Studies of Millimeter-Wave Atmospheric Noise Above Mauna Kea

TL;DR

This study measures atmospheric noise above Mauna Kea at millimeter wavelengths, compares it with the South Pole, and develops algorithms to mitigate its effects, highlighting the challenges in reaching photon-background-limited performance.

Contribution

It provides detailed atmospheric noise measurements at Mauna Kea, compares them with South Pole data, and introduces noise removal algorithms for submillimeter observations.

Findings

Atmospheric noise follows a Kolmogorov-Taylor turbulence model.

Noise amplitude is 80 times larger than at the South Pole.
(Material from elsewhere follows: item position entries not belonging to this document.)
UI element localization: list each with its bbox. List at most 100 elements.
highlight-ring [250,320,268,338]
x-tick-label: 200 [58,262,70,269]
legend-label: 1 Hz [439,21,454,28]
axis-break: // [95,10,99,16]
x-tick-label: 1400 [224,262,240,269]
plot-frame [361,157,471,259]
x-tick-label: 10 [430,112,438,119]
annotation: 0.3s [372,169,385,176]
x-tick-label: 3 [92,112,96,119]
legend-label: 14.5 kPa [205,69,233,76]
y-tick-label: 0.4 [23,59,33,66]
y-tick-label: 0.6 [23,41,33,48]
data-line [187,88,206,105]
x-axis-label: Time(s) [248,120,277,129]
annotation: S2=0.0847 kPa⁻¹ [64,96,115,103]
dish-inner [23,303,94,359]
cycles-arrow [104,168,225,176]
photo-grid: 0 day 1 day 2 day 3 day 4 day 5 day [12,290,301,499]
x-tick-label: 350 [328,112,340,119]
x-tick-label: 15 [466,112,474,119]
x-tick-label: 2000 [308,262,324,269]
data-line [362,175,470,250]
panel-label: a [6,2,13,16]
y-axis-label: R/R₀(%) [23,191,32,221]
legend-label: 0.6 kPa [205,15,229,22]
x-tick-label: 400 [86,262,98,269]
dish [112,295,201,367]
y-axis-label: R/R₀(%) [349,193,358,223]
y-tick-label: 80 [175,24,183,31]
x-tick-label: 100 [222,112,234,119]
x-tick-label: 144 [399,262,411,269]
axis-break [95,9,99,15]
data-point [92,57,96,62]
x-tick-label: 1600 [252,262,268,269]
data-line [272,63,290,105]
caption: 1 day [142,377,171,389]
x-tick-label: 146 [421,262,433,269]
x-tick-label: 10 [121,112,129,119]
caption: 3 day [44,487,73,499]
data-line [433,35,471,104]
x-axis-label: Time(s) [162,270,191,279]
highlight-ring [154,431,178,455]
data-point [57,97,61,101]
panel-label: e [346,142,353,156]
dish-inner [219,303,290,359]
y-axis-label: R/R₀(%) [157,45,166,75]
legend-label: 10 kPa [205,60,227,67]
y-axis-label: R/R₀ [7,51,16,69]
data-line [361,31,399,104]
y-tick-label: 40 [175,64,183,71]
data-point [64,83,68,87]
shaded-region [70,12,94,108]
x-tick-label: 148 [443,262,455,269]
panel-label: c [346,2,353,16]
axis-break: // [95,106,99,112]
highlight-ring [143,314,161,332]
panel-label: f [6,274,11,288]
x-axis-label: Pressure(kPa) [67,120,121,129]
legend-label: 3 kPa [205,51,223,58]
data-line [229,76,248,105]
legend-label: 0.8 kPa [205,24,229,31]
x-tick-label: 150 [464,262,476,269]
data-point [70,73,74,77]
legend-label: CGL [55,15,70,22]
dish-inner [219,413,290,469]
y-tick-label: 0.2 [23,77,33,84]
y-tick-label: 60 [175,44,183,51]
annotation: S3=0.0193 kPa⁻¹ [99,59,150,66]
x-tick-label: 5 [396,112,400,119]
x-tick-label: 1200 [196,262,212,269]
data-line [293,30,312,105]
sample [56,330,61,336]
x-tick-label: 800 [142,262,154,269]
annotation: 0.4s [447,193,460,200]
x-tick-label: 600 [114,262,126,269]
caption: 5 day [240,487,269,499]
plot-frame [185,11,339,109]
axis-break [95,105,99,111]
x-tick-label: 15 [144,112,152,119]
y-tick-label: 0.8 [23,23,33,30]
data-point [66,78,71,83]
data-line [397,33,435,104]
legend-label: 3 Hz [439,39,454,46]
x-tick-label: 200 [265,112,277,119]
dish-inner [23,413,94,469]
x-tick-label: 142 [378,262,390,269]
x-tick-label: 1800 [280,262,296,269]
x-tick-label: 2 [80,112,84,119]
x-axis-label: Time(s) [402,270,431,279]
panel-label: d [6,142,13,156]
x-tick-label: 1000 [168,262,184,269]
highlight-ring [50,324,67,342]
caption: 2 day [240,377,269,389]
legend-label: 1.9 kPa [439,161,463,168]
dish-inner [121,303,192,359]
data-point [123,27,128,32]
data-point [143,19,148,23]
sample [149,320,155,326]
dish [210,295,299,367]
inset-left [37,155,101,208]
Current algorithms cannot achieve photon-background-limited performance below 0.5 Hz.

Abstract

We report measurements of the fluctuations in atmospheric emission (atmospheric noise) above Mauna Kea recorded with Bolocam at 143 and 268 GHz from the Caltech Submillimeter Observatory (CSO). The 143 GHz data were collected during a 40 night observing run in late 2003, and the 268 GHz observations were made in early 2004 and early 2005 over a total of 60 nights. Below 0.5 Hz, the data time-streams are dominated by atmospheric noise in all observing conditions. The atmospheric noise data are consistent with a Kolmogorov-Taylor (K-T) turbulence model for a thin wind-driven screen, and the median amplitude of the fluctuations is 280 mK^2 rad^(-5/3) at 143 GHz and 4000 mK^2 rad^(-5/3) at 268 GHz. Comparing our results with previous ACBAR data, we find that the normalization of the power spectrum of the atmospheric noise fluctuations is a factor of 80 larger above Mauna Kea than above the South Pole at millimeter wavelengths. Most of this difference is due to the fact that the atmosphere above the South Pole is much drier than the atmosphere above Mauna Kea. However, the atmosphere above the South Pole is slightly more stable as well: the fractional fluctuations in the column depth of precipitable water vapor are a factor of sqrt(2) smaller at the South Pole compared to Mauna Kea. Based on our atmospheric modeling, we developed several algorithms to remove the atmospheric noise, and the best results were achieved when we described the fluctuations using a low-order polynomial in detector position over the 8 arcmin field of view (FOV). However, even with these algorithms, we were not able to reach photon-background-limited instrument photometer (BLIP) performance at frequencies below 0.5 Hz in any observing conditions.